Never After Series: Wretched

Well I tried another one.

Ok this one, as psychotic and bizarre as it was was actually a really pleasant read surprisingly.

I don’t know if I am just warming up to this series or if it is a fluke.

I really enjoyed how the wizard of oz had a very different take in this book. Still just as murder-y as the others but it actually fit the plot quite well. Less of a strain on the brain to jump into the world.

I admit I still struggle with these books, they are hard for me to get along with, and there is no way they will have an obvious spot on my bookshelf because… mum life.

Let’s start again

Hi to those of you new here and those of you wanting to know who I am?

I started writing at 19 instead of getting the therapy I really needed and I found myself falling in love with it. I never expected I would become a writer it’s not something planned or I anticipated. I wish I could say I would always have wanted to be a writer. Honestly, my delusional self wanted to do musical theatre because I loved the story telling. I lost the confidence I needed.

See at 19 I thought writing instead of therapy would help me with what I was struggling with. It turns out truth is stranger than fiction because if I were to write what’s happened in my life without censoring anything? I feel like no one would believe it. There are times I wish I hadn’t lived some of it. But it’s made me who I am. Flaws and all.

So write it right. Write what you know. In some ways I have. Small glimpses here and there.

That very first story I titled Breathing Smog. It’s not my best work. But it never would be.

But through that I discovered that I loved writing, I hate editing, but love writing. I spent my childhood either in a book or daydreaming about other worlds or lives and lived through that.

Now here I am. A thirty something writer who has spent the last 14 years (with a maternity break and pandemic break) writing and plotting and planning.

So here I am getting ready to really start querying agents for the book I’ve edited over and over until I’m now at a point where I am ready to be brave and try to be somewhat traditional in my approach.

It’s the first in a series of what will be 9. I’m going to be starting to stare at the blank pages for book two soon and start pushing forward for that as I query for book one.

I’ll let you know how that goes.

But for now, I’m getting used to the idea of having a little bit of faith in myself.

Never After Series (Twisted)

Twisted… was not as plot “twisty” as I would have hoped.

To be honest I get it, romance has a formula. If I wanted twists I should be looking elsewhere.

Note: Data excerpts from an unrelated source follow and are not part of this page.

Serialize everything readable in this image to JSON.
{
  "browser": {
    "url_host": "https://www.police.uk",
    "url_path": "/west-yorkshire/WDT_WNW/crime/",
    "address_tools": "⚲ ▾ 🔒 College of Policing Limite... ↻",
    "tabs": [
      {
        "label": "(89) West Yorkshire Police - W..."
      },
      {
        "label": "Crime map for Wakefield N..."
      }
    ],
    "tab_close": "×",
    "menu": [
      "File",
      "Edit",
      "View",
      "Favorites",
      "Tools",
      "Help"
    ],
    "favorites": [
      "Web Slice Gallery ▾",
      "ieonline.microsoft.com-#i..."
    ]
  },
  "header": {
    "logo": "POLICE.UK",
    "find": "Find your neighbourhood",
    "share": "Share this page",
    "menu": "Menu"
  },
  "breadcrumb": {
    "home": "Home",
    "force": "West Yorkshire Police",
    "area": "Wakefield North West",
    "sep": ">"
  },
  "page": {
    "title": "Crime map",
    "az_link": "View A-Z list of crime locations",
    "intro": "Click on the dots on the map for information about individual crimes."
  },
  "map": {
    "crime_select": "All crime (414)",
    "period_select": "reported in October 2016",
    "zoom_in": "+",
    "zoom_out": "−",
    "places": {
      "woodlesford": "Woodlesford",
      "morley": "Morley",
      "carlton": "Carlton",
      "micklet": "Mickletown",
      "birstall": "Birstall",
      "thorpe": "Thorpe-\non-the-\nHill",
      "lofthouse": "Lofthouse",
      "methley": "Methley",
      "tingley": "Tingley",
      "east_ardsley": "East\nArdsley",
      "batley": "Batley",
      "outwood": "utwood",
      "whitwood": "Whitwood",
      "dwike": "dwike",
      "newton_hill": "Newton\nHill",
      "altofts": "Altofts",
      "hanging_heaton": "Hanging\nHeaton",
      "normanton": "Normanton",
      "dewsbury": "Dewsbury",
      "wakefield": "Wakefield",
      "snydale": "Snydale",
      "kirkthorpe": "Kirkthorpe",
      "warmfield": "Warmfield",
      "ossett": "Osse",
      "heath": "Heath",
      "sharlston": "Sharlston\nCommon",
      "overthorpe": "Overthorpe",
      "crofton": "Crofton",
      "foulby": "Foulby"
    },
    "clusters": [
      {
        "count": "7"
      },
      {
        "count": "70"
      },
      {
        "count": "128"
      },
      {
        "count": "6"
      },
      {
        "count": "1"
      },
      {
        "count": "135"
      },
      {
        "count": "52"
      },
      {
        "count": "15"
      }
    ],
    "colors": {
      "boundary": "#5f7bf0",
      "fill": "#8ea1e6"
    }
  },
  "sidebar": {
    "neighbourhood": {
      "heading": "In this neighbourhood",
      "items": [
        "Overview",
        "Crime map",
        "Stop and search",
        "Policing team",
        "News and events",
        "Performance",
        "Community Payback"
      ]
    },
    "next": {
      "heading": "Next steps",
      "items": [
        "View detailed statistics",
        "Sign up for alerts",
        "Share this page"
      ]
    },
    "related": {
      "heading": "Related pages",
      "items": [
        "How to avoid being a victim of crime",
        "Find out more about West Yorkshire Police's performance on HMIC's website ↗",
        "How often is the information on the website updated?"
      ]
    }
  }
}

The characters at time lacked dimension and personality. The leading lady especially lacking in spine.

Honestly I won’t be re reading this book. That’s ok it was for research purposes but I find little enjoyment in this theme of murderers are sexy, abusive dynamics are the biggest turn off for me. Consider me a product of my own traumas. That’s ok, after all different strokes for different folks.

I left it a while to write the review hoping I would have found some memorable tidbit or something but all I can remember is the burning question of can snakes actually eat whole bodies, do they like them in that context and that it seems a highly inefficient way to stuff skeletons in a closet if you ask me.

Planning, planning, and more planning

So what does all this reading mean for my own writing? I hear absolutely no one asking.

I read the “A Court of Thorns and Roses” series primarily for research, I like some of it, I am frustrated by some of it. There where times where it got a real reaction out of me, shifting in my seat in excitement in battles, “ooo burn” may have slipped out my mouth a few times at some witty come backs. But it has highlighted to me what I really want to do in my own pursuits, what I want to avoid. Mainly a lack of planning.

Yes I have been working on, editing and re-editing the first book in a nine part series. Honestly the planning stage looks like a hot mess involving lever arch files (multiple) and notebooks of easter eggs, connections, maps and sketches across the series. The plot however, the first 3 books I can comfortably say right now are outlined enough I could take a crack at first drafts, books 4 on wards some have more details ready than others, more plans aligned. But all of them do have at least a vague outline of what each book must have as incidents and what’s at stake throughout.

The first book… Where’s that at?

Well, after sending it out to my test readers, getting some good feedback and shuffling a few bits around I am more inclined to say once I am finally happy with how the synopsis and cover letter look I will begin reaching out to literary agents. I am planning out the synopsis with a brief overview of the whole series as well, I don’t want to show up to the table with “hey this is a series but I can’t tell you the major stuff across the books because I haven’t quite worked it out yet”. There is a big part of me that would hate to do that. I know what I want to happen across the books roughly and I am prepared to fight for that. I want to fight for the characters, for their story.

The more I work on and work with these characters the more I am looking at their stories and believing that they deserve better than a half bake attempt. Some of them do have my contempt. But overall, I’ve really gotten to know them and I really want to bring the magic back and change their futures.